Solían subir la escalera de puntillas, cada cual con una vela, y en el tercer rellano se daban muy a disgusto las buenas noches. Tomaron la costumbre de besarse. Recordaba bien sus ojos, el contacto de su mano, el delirio en que aquello terminó por precipitarlo...
Pero el delirio pasa. Se hizo eco ahora de la frase de ella: «¿Qué voy a hacer?» Su instinto de célibe le advertía que no se comprometiese. Pero el pecado allí estaba; su propio sentido del honor le decía que por tal pecado debía efectuarse una reparación.
Sentado así con ella en el borde de la cama, apareció Mary en la puerta y dijo que la patrona quería verlo en la sala. Se levantó para ponerse el chaleco y la chaqueta, más desamparado que nunca. Una vez vestido, se acercó a ella para consolarla. Todo se arreglaría, no había que temer. La dejó llorando en la cama y gimiendo débilmente: «¡Oh, Dios mío!»

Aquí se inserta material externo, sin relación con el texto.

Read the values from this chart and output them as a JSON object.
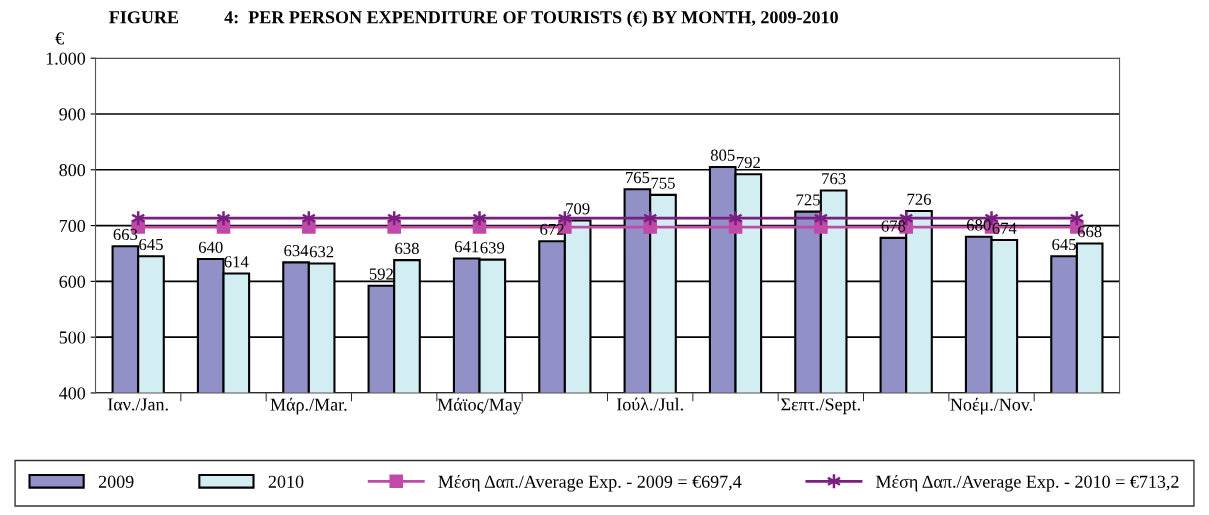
{
  "chart_data": {
    "type": "bar",
    "title": "FIGURE          4:  PER PERSON EXPENDITURE OF TOURISTS (€) BY MONTH, 2009-2010",
    "ylabel": "€",
    "categories": [
      "Ιαν./Jan.",
      null,
      "Μάρ./Mar.",
      null,
      "Μάϊος/May",
      null,
      "Ιούλ./Jul.",
      null,
      "Σεπτ./Sept.",
      null,
      "Νοέμ./Nov.",
      null
    ],
    "series": [
      {
        "name": "2009",
        "color": "#9191c8",
        "values": [
          663,
          640,
          634,
          592,
          641,
          672,
          765,
          805,
          725,
          678,
          680,
          645
        ],
        "value_labels": [
          "663",
          "640",
          "634",
          "592",
          "641",
          "672",
          "765",
          "805",
          "725",
          "678",
          "680",
          "645"
        ]
      },
      {
        "name": "2010",
        "color": "#d2eef2",
        "values": [
          645,
          614,
          632,
          638,
          639,
          709,
          755,
          792,
          763,
          726,
          674,
          668
        ],
        "value_labels": [
          "645",
          "614",
          "632",
          "638",
          "639",
          "709",
          "755",
          "792",
          "763",
          "726",
          "674",
          "668"
        ]
      },
      {
        "name": "Μέση Δαπ./Average Exp. - 2009 = €697,4",
        "type": "line",
        "color": "#c04aa8",
        "marker": "square",
        "values": [
          697.4,
          697.4,
          697.4,
          697.4,
          697.4,
          697.4,
          697.4,
          697.4,
          697.4,
          697.4,
          697.4,
          697.4
        ]
      },
      {
        "name": "Μέση Δαπ./Average Exp. - 2010 = €713,2",
        "type": "line",
        "color": "#7a1f80",
        "marker": "cross",
        "values": [
          713.2,
          713.2,
          713.2,
          713.2,
          713.2,
          713.2,
          713.2,
          713.2,
          713.2,
          713.2,
          713.2,
          713.2
        ]
      }
    ],
    "ylim": [
      400,
      1000
    ],
    "yticks": [
      400,
      500,
      600,
      700,
      800,
      900,
      {
        "value": 1000,
        "label": "1.000"
      }
    ],
    "grid": "y",
    "legend": "bottom"
  }
}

Cuando bajaba por la escalera se le empañaron de tal forma los lentes que tuvo que quitárselos y limpiarlos. Hubiera querido salir por el tejado y volar lejos, a otro país donde jamás volviera a saber nada de aquel lío, y sin embargo una fuerza lo empujaba escalera abajo, peldaño por peldaño.

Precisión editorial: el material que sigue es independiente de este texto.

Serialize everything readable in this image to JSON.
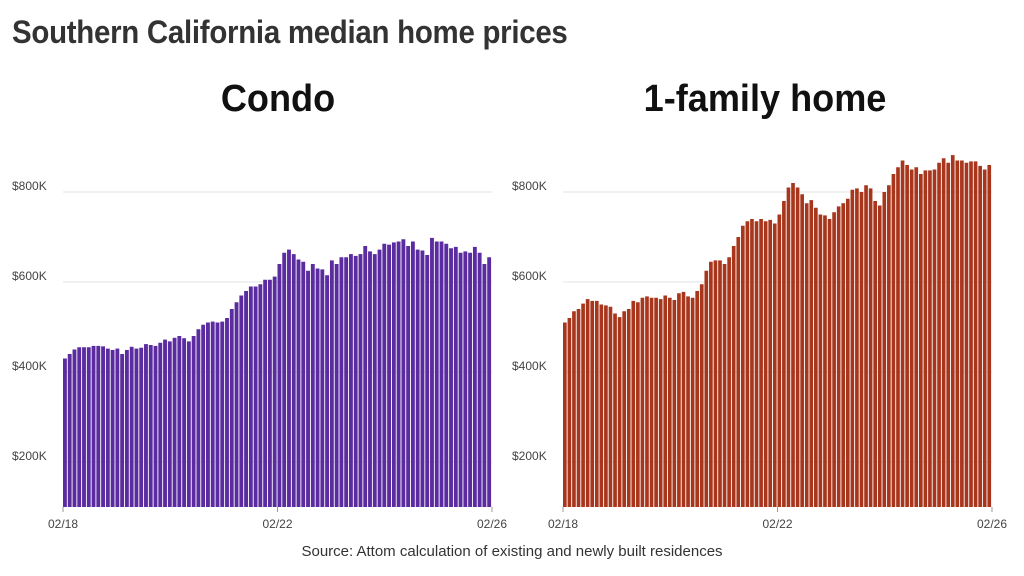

Las caras implacables de su patrón y de la señora parecían mirarlo inquisitivas, en su frustración y desconcierto. En el último tramo de escaleras se cruzó con Jack Mooney que subía de la despensa con dos botellas de cerveza amorosamente abrazadas. Se saludaron con frialdad, y los ojos del galán se detuvieron un par de segundos en una recia fisonomía de perro de presa y dos brazos cortos y vigorosos. Al llegar al pie de la escalera, echó una furtiva ojeada hacia arriba y vio a Jack mirándolo desde la puerta del recibimiento.

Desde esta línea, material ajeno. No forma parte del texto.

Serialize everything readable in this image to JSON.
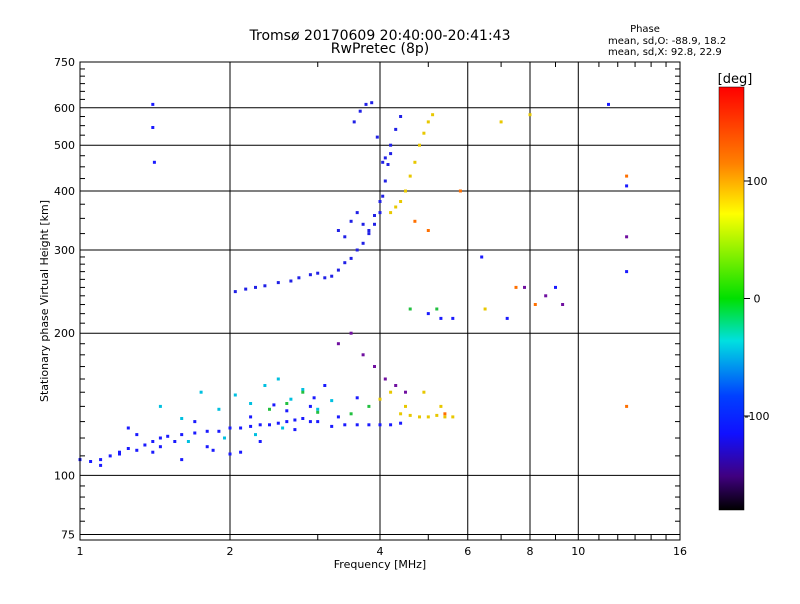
{
  "chart_data": {
    "type": "scatter",
    "title": "Tromsø 20170609 20:40:00-20:41:43",
    "subtitle": "RwPretec (8p)",
    "xlabel": "Frequency [MHz]",
    "ylabel": "Stationary phase Virtual Height [km]",
    "xscale": "log",
    "yscale": "log",
    "xlim": [
      1,
      16
    ],
    "ylim": [
      73,
      750
    ],
    "x_ticks": [
      1,
      2,
      4,
      6,
      8,
      10,
      16
    ],
    "x_tick_labels": [
      "1",
      "2",
      "4",
      "6",
      "8",
      "10",
      "16"
    ],
    "y_ticks": [
      75,
      100,
      200,
      300,
      400,
      500,
      600,
      750
    ],
    "y_tick_labels": [
      "75",
      "100",
      "200",
      "300",
      "400",
      "500",
      "600",
      "750"
    ],
    "grid": true,
    "info": {
      "heading": "Phase",
      "line_o": "mean, sd,O: -88.9, 18.2",
      "line_x": "mean, sd,X:  92.8, 22.9"
    },
    "colorbar": {
      "label": "[deg]",
      "range": [
        -180,
        180
      ],
      "ticks": [
        100,
        0,
        -100
      ],
      "tick_labels": [
        "100",
        "0",
        "-100"
      ]
    },
    "series": [
      {
        "name": "blue-low-E-trace",
        "color": "#1a1aff",
        "x": [
          1.0,
          1.05,
          1.1,
          1.15,
          1.2,
          1.25,
          1.3,
          1.35,
          1.4,
          1.45,
          1.5,
          1.6,
          1.7,
          1.8,
          1.9,
          2.0,
          2.1,
          2.2,
          2.3,
          2.4,
          2.5,
          2.6,
          2.7,
          2.8,
          2.9,
          3.0,
          3.2,
          3.4,
          3.6,
          3.8,
          4.0,
          4.2,
          4.4,
          1.1,
          1.2,
          1.3,
          1.45,
          1.55,
          1.7,
          1.85,
          2.0,
          2.2,
          2.45,
          2.7,
          2.95,
          3.3,
          3.6,
          1.25,
          1.4,
          1.6,
          1.8,
          2.1,
          2.3,
          2.6,
          2.9,
          3.1
        ],
        "values": [
          108,
          107,
          108,
          110,
          112,
          114,
          113,
          116,
          118,
          120,
          121,
          122,
          123,
          124,
          124,
          126,
          126,
          127,
          128,
          128,
          129,
          130,
          131,
          132,
          130,
          130,
          127,
          128,
          128,
          128,
          128,
          128,
          129,
          105,
          111,
          122,
          115,
          118,
          130,
          113,
          111,
          133,
          141,
          125,
          146,
          133,
          146,
          126,
          112,
          108,
          115,
          112,
          118,
          137,
          140,
          155
        ]
      },
      {
        "name": "blue-F-trace",
        "color": "#2020e6",
        "x": [
          2.05,
          2.15,
          2.25,
          2.35,
          2.5,
          2.65,
          2.75,
          2.9,
          3.0,
          3.1,
          3.2,
          3.3,
          3.4,
          3.5,
          3.6,
          3.7,
          3.8,
          3.9,
          4.0,
          4.05,
          4.1,
          4.15,
          4.2,
          3.3,
          3.4,
          3.5,
          3.6,
          3.7,
          3.8,
          3.9,
          4.0,
          3.55,
          3.65,
          3.75,
          3.85,
          3.95,
          4.05,
          4.1,
          4.2,
          4.3,
          4.4
        ],
        "values": [
          245,
          248,
          250,
          252,
          256,
          258,
          262,
          266,
          268,
          262,
          264,
          272,
          282,
          288,
          300,
          310,
          325,
          340,
          360,
          390,
          420,
          455,
          480,
          330,
          320,
          345,
          360,
          340,
          330,
          355,
          380,
          560,
          590,
          610,
          615,
          520,
          460,
          470,
          500,
          540,
          575
        ]
      },
      {
        "name": "cyan-scatter",
        "color": "#00c0e0",
        "x": [
          1.45,
          1.6,
          1.75,
          1.9,
          2.05,
          2.2,
          2.35,
          2.5,
          2.65,
          2.8,
          3.0,
          3.2,
          1.65,
          1.95,
          2.25,
          2.55
        ],
        "values": [
          140,
          132,
          150,
          138,
          148,
          142,
          155,
          160,
          145,
          152,
          138,
          144,
          118,
          120,
          122,
          126
        ]
      },
      {
        "name": "green-scatter",
        "color": "#22c040",
        "x": [
          2.4,
          2.6,
          2.8,
          3.0,
          3.5,
          3.8,
          4.6,
          5.2
        ],
        "values": [
          138,
          142,
          150,
          136,
          135,
          140,
          225,
          225
        ]
      },
      {
        "name": "yellow-orange-X-trace",
        "color": "#e8c800",
        "x": [
          4.2,
          4.3,
          4.4,
          4.5,
          4.6,
          4.7,
          4.8,
          4.9,
          5.0,
          5.1,
          4.4,
          4.6,
          4.8,
          5.0,
          5.2,
          5.4,
          5.6,
          4.0,
          4.2,
          4.5,
          4.9,
          5.3,
          6.5,
          7.0,
          8.0
        ],
        "values": [
          360,
          370,
          380,
          400,
          430,
          460,
          500,
          530,
          560,
          580,
          135,
          134,
          133,
          133,
          134,
          133,
          133,
          145,
          150,
          140,
          150,
          140,
          225,
          560,
          580
        ]
      },
      {
        "name": "orange-red-scatter",
        "color": "#ff7000",
        "x": [
          4.7,
          5.0,
          5.4,
          5.8,
          7.5,
          8.2,
          12.5,
          12.5
        ],
        "values": [
          345,
          330,
          135,
          400,
          250,
          230,
          430,
          140
        ]
      },
      {
        "name": "purple-scatter",
        "color": "#7010a0",
        "x": [
          3.3,
          3.5,
          3.7,
          3.9,
          4.1,
          4.3,
          4.5,
          7.8,
          8.6,
          9.3,
          12.5
        ],
        "values": [
          190,
          200,
          180,
          170,
          160,
          155,
          150,
          250,
          240,
          230,
          320
        ]
      },
      {
        "name": "blue-high-freq",
        "color": "#1a1aff",
        "x": [
          1.4,
          1.4,
          1.41,
          5.0,
          5.3,
          5.6,
          6.4,
          7.2,
          9.0,
          11.5,
          12.5,
          12.5
        ],
        "values": [
          610,
          545,
          460,
          220,
          215,
          215,
          290,
          215,
          250,
          610,
          410,
          270
        ]
      }
    ]
  }
}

Entonces recordó la noche en que uno de los artistas de vodevil, cierto rubio londinense, hizo una alusión a Polly bastante desenfadada. La reunión casi terminó de mala manera debido a la violenta reacción de Jack. Todos se extremaron por aplacarle. El artista de vodevil, un poco más pálido que de costumbre, no hacía más que sonreír y repetir que no lo había dicho con mala intención. Pero Jack no hacía más que gritarle que si cualquier individuo intentaba llevar adelante tales devaneos con su hermana, por su alma que le iba a hacer tragarse las muelas, como lo estaban oyendo.
***
Polly continuó un rato sentada en el borde de la cama, llorando. Luego se enjugó los ojos y se acercó al espejo. Mojó la punta de la toalla en el jarro del lavabo y se refrescó los ojos con el agua fría. Se miró en el espejo de perfil y se ajustó una horquilla en el pelo por encima de la oreja. Luego volvió a la cama y se sentó a los pies. Miró un largo rato las almohadas, y esta contemplación suscitó en su ánimo secretos y dulces recuerdos. Apoyó la nuca en el frío barandal metálico de la cama y se abandonó a sus ensueños. Toda perturbación visible había desaparecido de su rostro.
Siguió esperando paciente, casi alegremente, sin sobresalto, dejando que sus recuerdos dieran paso poco a poco a esperanzas y visiones del futuro. Tan intrincadas eran estas esperanzas y visiones que ya no veía las almohadas blancas donde tenía fija la mirada ni recordaba que estaba esperando algo.
Por fin oyó a su madre que la llamaba. Se puso de pie automáticamente y corrió al pasamano de la escalera.
-¡Polly! ¡Polly!
-Aquí estoy, mamá.
-Baja, hija mía. El señor Doran quiere hablar contigo.
Entonces recordó lo que estaba esperando.